Relation to Prior Work: Yes
Additional Feedback: 1. When vacuous sketches are used in the intermediate steps, e.g. in R1 in MetaQA model, what is the intermediate output? Is it the dense-sparse representation of the entities in top-k facts? Isn’t that a problem when k is large? 2. Both union and intersection of two sets have the same centroid and with a vacuous sketch, as in KBQA experiments, both collapse to the same representation. Won’t this be an issue in case there is a template that requires intersection as well in addition to unions? 3. For a given query, EmQL ranks all the entities (or gives a distribution over entities) instead of explicitly giving a set as an answer. This becomes an issue when the ground truth is a set of different cardinality for different queries. Returning top k for all queries doesn’t make sense, especially when k is deliberately chosen to be large to achieve high recall. How can we modify EmQL for such scenarios? 4. The workings of count min sketch haven’t been discussed in the paper in detail. Would prefer if some discussion from the appendix moves to the main paper. 5. Finally, EmQL can be used for the task of KBC as well. It would be interesting to see how it fares against sota methods for KBC. 6. Typos: a. Line #66: X.follow(r) should be X.follow(R) b. Line #139: specifically “it” can be .. c. Line #143: spelling of Hadamard. D. Above Line #153: W and X are used interchangeably, the LHS of equation should have “X.filter(R,Y)” instead of “W.filter(R,Y)”

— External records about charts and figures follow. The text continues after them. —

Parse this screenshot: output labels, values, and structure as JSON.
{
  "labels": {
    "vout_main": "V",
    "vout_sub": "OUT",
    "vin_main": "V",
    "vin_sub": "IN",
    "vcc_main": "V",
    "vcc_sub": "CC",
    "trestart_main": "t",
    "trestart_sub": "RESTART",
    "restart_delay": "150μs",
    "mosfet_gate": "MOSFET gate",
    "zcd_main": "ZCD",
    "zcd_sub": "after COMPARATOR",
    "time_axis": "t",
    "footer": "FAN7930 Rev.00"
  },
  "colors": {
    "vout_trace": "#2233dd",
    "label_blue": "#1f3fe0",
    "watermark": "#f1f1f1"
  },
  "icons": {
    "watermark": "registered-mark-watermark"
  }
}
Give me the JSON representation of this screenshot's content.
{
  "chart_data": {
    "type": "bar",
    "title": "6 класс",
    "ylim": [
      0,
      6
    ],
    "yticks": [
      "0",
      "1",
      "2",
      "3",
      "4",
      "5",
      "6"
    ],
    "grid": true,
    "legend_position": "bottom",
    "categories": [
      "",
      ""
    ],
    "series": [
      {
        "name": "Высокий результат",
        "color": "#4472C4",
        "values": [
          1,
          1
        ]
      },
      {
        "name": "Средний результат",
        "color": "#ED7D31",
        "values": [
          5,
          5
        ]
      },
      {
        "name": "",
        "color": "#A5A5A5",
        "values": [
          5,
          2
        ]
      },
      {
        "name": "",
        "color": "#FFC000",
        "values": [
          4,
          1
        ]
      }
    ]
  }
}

Summary and Contributions: The paper introduces EmQL, a way to make soft queries over a neural KB which is substantially more faithful (self-consistent) than earlier approaches. They show significant improvements on certain downstream tasks as well.
Strengths: This seems like a novel approach to bringing inductive bias from exact KB intersection and entailment operations into a differentiable setting, using approximate compressed representations of weighted entity sets. The approach is described quite clearly, even for a non-expert like myself, with useful background material in the supplementary material. The experiments show substantial improvements over the referenced existing methods, especially when it comes to inferences over existing KB triples (as opposed to the ones inferred as part of KB completion). There are also seemingly notable gains on the downstream tasks of MetaQA and WebQuestionsSP.
Weaknesses: As described in the paper, there is still an underlying assumption that the relevant sets of entities are well described by regions around their centroids in embedding space.
Correctness: To the best of my judgement, as a non-expert, the claims and methods seem correct.
Clarity: The paper is quite clear, with helpful background and details in the supplementary material. Maybe some more explicit examples from the downstream tasks could help clarify qualitatively what improvements have been obtained.
Relation to Prior Work: There are relevant comparisons to earlier work.
Additional Feedback: =========== After author feedback: Thank you for the feedback, the suggested changes sound good. My score is unchanged.